Tuesday, December 27, 2005

travel blog

Thinking we might not score another hotwired hotel for a while, I uploaded photos of the trip so far to a new blog: stonepoem. Not enough time for commentary.

Monday, December 26, 2005

Vegas

Here begins the start of a mon- umental trip. Karl and I flew to Vegas and are driving back home over two weeks. So far internet access has been sketchy, so blogging won't be so easy as I thought.

As well as camera, laptop, credit card, and 14 days of underwear, I've also brought 21 small stones lettered with French and Latin sayings that I'm dropping across the country as we go, something I used to do with great pleasure in art school. We've made it to the Grand Canyon where I'm working on a spot for #3.

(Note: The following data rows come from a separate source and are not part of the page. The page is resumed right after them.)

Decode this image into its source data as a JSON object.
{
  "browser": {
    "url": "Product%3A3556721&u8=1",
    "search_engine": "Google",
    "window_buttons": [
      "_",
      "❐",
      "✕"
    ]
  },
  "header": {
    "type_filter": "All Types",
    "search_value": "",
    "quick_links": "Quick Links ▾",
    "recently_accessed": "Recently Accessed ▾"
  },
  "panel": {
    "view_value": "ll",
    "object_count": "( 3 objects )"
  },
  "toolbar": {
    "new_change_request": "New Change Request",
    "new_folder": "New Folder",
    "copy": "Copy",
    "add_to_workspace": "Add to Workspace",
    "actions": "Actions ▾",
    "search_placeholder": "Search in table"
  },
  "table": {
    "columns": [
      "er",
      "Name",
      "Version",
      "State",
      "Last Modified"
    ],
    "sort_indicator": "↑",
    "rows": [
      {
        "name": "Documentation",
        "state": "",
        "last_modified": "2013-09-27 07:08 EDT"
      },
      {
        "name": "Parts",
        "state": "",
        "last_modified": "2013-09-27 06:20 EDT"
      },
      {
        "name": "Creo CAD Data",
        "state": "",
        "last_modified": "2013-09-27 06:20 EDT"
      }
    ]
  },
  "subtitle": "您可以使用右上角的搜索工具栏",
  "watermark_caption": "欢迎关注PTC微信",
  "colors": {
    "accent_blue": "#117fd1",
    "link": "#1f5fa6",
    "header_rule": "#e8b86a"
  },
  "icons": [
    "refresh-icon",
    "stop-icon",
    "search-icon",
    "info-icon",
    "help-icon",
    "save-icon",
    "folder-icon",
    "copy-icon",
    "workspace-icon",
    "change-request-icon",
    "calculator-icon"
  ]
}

Photo: the first stone, AB OVO, in front of the Golden Nugget on Christmas day where it was discreetly deposited. And my new Cirque du Soleil shirt which I'm very taken with. Another blog to come for these.

Thursday, December 22, 2005

fortune cookie #2

Advice to self, as I spend the night packing for a 2 week drive cross country: calm the hell down.

I've been terribly negligent for months. I've been maniacally chasing after new experiences like a hound for a fox, while not looking around on the way-- something I know very well not to do. It's been a fantastic year, I've done tremendous things, met wonderful people, and let many moments of profundity and mystery and love pass by without noticing them until after they were gone. I stopped looking and listening and missed the grandness in small gestures, the significance in silent pauses.

I'm not ready for this trip. I am filled with anxiety as we send our animals away with friends, as I try to squeeze shampoo into a travel bottle, as I agonize over a package I forgot to mail. But once we're out there I'll look for a new pace to cure this problem.

An eloquently thoughtful gift, torn in a rush, but now carefully taped back together: "You will always be surrounded by true friends."

Tuesday, December 20, 2005

homeland

I used a little free time between book signings and a holiday trip west to go to Vermont this weekend. Every time I reach the southern border on I-91 where the hills that are unlike hills anywhere else begin, I remember believing that I could never live away from this state. Yet it's 10 years since I moved to Connecticut.

My mom and I spent an afternoon driving north from Putney to Bellows Falls and Weston. It was beautiful weather, a bright sky of fast moving clouds reflected on the snow and made me think about paint the way I used to all the time when I lived here. Connecticut has its own beauty, but there is something specific about the soft angles of Vermont landscapes that stirs me.

We spent the evening going through old little boxes of things belonging to my father, who I've had much cause to think of lately. I didn't know him well other than what I've been told, that he was an artist, he loved skiing and planes, and was an extremely gentle person.

I found many small clues to the details of his life; his Air Force ring, a carved pipe, pilot's license, foreign coins, appointment cards for radiation treatment, and pictures of my mother and me. Photo: the back of an emroidered jacket he commissioned to commemorate his time with the Air Force which I'm finally beginning to understand.

Friday, December 02, 2005

hallelujah! hallelujah!

Today I went to NYC to drop off the last few pieces of a picture book I've been working on for a long time, What Could Be Better Than This.

I hand deliver as much of my work as I can now since FedEx lost my last book, and that adds to the stress of a job. Not just the cost of trains and taxis and a good full day of time, but I also can't bear having an editor open up a package of my work in front of me. I always try to pass as a messenger, drop the package and run before I'm caught. Sometimes it works and sometimes it doesn't.

I've got a ritual of listening to Handle's Hallelujah Chorus as soon as the last art from a book leaves my hand. The moment I left Penguin Putnam's 345 Hudson Street building today I got out my iPod, ran ecstatically back to the subway and celebrated my victory on the wrong train.

Here I am in one of my less attractive moments. This is what illustrating a 32 page picture book does to me. I need a vacation.